На той же позиции стоит и Илья Глазунов в своей академии, категорически отвергая всякие способы дикого непрофессионального «самовыражения», захлестнувшие сейчас так называемое современное искусство.
Мировоззрение, эстетические взгляды студентов формировались не только в общении с педагогами академии, но и в спорах между собой. Тогда же все резче обозначалось расслоение по убеждениям. Одни творили опусы в ключе соцреализма, другие стремились противостоять лжи, заложенной в марксистской доктрине, третьи искали себя на пути самовыражения, избрав в кумиры Кандинского, Малевича, Татлина.

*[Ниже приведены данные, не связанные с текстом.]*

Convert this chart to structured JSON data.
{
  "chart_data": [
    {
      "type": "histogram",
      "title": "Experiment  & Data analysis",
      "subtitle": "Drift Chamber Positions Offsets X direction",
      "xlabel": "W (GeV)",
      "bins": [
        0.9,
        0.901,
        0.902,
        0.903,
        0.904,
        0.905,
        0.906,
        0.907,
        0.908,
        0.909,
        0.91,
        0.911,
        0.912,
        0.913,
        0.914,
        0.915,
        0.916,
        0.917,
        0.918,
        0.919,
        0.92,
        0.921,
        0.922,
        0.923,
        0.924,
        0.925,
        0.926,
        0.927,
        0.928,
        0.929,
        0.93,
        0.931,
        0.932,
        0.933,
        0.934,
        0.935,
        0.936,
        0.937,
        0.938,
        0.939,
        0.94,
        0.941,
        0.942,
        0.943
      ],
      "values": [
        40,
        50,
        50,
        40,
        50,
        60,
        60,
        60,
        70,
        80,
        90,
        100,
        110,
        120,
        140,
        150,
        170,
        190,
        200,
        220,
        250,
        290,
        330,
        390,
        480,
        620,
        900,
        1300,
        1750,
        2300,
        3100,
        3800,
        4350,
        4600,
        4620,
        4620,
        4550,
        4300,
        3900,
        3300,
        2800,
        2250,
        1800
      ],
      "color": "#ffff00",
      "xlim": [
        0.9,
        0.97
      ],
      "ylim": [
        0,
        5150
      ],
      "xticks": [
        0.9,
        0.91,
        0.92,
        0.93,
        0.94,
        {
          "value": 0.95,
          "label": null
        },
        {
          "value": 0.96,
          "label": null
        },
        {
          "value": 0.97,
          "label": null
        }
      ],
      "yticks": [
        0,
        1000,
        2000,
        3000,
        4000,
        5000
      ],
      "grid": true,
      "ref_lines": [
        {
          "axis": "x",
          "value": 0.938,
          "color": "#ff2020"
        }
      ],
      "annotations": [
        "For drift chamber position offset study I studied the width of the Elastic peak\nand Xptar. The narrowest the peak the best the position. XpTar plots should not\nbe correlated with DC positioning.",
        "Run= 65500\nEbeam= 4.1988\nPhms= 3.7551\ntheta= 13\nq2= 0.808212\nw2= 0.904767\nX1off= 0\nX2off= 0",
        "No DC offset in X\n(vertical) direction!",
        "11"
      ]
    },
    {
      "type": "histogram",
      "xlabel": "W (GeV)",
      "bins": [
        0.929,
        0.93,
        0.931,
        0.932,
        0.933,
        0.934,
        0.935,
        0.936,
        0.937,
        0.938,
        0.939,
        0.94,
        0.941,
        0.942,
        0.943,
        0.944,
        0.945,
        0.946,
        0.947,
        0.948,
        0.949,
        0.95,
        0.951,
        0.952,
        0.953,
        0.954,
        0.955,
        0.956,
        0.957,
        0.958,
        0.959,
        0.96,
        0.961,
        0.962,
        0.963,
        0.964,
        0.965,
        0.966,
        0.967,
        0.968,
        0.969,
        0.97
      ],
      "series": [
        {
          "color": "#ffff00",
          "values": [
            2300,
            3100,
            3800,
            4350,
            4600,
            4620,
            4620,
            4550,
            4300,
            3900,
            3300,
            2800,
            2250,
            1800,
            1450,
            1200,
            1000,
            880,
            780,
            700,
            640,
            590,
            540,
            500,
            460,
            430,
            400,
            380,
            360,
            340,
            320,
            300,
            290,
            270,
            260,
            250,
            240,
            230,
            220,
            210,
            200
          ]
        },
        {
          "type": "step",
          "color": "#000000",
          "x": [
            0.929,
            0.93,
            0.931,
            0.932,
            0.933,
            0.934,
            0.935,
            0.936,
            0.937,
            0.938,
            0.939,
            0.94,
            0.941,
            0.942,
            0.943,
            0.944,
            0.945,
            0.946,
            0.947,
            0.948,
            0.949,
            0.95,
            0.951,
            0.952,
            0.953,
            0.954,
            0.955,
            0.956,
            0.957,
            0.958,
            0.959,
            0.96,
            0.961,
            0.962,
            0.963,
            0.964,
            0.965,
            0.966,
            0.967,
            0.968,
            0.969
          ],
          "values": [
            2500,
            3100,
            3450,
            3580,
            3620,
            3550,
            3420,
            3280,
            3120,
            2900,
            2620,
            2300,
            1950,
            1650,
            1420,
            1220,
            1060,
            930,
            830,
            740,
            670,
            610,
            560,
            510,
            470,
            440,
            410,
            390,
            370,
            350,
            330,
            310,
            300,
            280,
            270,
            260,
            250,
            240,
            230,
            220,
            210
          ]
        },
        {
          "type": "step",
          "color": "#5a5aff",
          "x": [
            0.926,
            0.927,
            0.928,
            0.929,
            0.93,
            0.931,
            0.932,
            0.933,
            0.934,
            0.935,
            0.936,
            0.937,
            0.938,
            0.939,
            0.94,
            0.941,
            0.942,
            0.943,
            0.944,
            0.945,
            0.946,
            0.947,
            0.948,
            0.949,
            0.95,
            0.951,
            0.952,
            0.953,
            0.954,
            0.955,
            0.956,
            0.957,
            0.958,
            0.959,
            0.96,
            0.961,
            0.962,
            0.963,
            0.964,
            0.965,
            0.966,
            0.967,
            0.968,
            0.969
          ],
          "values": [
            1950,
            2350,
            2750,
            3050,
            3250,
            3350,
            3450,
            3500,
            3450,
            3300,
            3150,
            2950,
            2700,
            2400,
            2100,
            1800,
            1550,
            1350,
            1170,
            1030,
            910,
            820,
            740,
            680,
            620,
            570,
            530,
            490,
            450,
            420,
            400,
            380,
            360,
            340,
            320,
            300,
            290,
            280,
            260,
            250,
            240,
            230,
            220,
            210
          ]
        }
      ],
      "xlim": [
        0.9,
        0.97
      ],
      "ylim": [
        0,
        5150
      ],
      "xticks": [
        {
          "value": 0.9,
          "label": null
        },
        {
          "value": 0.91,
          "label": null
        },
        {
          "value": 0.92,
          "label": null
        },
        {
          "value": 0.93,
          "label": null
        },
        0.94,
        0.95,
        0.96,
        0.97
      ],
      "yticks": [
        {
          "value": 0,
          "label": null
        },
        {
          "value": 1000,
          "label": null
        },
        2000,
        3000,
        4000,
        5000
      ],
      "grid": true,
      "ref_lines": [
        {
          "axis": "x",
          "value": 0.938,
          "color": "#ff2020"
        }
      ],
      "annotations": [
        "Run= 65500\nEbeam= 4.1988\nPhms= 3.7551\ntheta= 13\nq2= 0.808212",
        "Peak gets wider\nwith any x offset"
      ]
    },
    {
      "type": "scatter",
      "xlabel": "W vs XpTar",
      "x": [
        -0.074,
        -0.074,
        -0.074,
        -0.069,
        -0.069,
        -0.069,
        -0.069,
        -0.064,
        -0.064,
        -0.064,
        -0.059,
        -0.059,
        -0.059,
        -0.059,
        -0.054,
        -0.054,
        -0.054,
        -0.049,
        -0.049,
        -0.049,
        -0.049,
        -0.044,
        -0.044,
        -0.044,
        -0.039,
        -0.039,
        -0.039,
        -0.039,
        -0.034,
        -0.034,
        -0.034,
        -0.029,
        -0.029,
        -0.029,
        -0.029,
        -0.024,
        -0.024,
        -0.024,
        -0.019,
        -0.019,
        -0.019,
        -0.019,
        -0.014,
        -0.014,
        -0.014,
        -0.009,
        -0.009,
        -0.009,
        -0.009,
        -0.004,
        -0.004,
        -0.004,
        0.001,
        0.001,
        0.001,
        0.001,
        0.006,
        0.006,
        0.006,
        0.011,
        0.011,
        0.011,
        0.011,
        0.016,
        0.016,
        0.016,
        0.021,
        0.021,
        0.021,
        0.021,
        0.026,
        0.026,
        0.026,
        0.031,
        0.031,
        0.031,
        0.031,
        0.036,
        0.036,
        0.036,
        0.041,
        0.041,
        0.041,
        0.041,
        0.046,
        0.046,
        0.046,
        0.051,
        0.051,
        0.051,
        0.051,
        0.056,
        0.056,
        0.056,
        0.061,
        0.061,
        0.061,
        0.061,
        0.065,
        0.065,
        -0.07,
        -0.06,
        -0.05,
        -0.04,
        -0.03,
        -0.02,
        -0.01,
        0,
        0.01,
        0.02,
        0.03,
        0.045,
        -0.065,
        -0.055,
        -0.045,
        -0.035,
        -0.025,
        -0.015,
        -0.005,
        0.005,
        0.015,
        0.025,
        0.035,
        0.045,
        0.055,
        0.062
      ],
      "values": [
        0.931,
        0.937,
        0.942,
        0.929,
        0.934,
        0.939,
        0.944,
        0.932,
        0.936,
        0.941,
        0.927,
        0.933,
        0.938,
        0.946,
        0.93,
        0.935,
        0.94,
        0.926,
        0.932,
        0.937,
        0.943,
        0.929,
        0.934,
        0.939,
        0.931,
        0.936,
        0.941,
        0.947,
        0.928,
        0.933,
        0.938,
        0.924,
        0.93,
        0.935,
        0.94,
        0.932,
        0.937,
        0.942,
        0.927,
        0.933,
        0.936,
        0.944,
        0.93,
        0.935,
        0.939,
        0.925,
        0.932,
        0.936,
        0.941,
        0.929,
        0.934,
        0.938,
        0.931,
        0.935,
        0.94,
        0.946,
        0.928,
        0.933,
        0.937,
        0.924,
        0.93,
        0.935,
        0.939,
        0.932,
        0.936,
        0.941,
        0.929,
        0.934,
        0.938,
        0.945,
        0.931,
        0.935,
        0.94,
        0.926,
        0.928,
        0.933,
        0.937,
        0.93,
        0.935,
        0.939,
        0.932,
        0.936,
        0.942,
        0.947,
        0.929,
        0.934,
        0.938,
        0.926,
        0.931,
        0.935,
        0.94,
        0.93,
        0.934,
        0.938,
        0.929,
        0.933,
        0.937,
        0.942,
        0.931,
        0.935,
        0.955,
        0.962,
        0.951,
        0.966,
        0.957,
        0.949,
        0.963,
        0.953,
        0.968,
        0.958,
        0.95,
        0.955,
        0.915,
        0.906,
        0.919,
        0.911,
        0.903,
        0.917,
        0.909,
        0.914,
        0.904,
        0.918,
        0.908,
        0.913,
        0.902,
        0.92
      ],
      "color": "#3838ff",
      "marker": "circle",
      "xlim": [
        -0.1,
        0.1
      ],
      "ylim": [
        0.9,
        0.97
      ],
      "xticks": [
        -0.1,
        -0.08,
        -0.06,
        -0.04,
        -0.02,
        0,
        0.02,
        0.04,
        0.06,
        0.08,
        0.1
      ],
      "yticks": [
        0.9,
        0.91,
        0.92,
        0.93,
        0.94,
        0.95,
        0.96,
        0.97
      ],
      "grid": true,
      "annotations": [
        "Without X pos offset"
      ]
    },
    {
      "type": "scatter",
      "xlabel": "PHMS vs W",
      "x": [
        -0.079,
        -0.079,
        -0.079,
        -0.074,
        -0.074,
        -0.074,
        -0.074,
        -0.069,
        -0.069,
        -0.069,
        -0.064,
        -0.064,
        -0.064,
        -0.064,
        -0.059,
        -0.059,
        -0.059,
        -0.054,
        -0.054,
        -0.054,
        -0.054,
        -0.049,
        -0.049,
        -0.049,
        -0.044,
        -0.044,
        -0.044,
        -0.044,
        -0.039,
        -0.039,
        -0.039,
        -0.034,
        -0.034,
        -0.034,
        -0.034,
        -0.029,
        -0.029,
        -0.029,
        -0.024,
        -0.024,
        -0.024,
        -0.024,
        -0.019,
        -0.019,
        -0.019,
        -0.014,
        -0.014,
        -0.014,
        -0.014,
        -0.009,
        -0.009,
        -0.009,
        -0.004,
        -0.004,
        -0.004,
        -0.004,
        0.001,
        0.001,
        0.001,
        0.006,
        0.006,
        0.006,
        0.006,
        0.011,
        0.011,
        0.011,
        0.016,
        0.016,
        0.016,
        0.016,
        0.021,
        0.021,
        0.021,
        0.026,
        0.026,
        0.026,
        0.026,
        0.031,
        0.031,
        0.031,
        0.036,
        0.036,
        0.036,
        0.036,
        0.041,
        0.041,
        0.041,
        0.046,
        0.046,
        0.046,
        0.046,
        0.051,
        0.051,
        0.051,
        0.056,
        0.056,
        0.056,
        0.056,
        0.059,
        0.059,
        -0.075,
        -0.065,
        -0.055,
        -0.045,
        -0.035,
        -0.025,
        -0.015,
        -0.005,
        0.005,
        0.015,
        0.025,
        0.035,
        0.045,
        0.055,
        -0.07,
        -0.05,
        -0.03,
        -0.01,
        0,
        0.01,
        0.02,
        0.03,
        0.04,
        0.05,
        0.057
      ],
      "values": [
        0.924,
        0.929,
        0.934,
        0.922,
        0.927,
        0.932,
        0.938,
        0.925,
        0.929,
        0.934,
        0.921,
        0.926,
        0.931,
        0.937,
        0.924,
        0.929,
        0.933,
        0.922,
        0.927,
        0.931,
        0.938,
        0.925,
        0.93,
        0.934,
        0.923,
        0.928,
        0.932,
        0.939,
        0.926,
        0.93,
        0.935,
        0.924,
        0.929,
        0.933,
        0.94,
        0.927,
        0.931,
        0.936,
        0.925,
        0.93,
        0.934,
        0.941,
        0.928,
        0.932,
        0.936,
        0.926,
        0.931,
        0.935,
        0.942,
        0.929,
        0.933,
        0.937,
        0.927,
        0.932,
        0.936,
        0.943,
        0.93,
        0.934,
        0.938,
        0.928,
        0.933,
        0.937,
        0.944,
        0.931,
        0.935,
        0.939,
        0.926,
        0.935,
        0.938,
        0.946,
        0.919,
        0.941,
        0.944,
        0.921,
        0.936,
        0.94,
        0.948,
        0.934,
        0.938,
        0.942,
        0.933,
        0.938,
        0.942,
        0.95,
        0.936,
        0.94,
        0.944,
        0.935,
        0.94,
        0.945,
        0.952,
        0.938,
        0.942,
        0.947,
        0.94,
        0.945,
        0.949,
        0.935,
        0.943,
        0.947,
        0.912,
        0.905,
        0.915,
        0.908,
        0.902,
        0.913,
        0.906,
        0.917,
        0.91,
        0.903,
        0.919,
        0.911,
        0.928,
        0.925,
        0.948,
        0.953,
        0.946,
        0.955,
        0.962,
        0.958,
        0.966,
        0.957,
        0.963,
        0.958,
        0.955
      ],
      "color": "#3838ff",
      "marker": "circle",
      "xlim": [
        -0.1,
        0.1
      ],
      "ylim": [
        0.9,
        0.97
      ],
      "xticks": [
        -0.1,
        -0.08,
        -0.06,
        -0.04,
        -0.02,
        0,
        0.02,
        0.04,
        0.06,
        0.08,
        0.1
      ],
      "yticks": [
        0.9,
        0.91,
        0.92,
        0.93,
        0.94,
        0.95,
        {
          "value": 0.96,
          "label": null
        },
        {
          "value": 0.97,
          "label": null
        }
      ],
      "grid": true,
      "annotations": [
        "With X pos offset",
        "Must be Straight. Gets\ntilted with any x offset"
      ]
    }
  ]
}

Размышления Глазунова о спорах той поры: «Всех художников, независимо от величин, делю на «изобразителей» и «выразителей». Выразители не пассивно отражают мир (хотя «изобразители» могут достичь в этом отражении высочайшего мастерства и гармонии), а несут в себе некий Прометеев огонь, преображают мир высотой своих духовных идеалов, борением духа. Веласкес, Репин, Франс Хальс, малые голландцы, Клод Моне – гениальные «изобразители». А. Рублева, Врубеля, Эль Греко, Рериха я считаю выразителями глубочайших переживаний человеческого духа, раскрытого индивидуально, в конкретных формах объективно существующего мира. Одни творят характеры и типажи, а другие – философские мыслеобразы, выражающие нравственные, социальные и эстетические категории. Здесь формы внешнего мира служат для выражения мира внутреннего. Дух, по-моему, всегда национален, как национально понятие о красоте. История доказала, что чем более национален художник, тем он и более интернационален в высшем смысле этого слова. Разве не свое понимание красоты и гармонии мира у Эль Греко, Хонусаи, Рубенса, Врубеля? Интернационального искусства не существует, есть только национальное искусство».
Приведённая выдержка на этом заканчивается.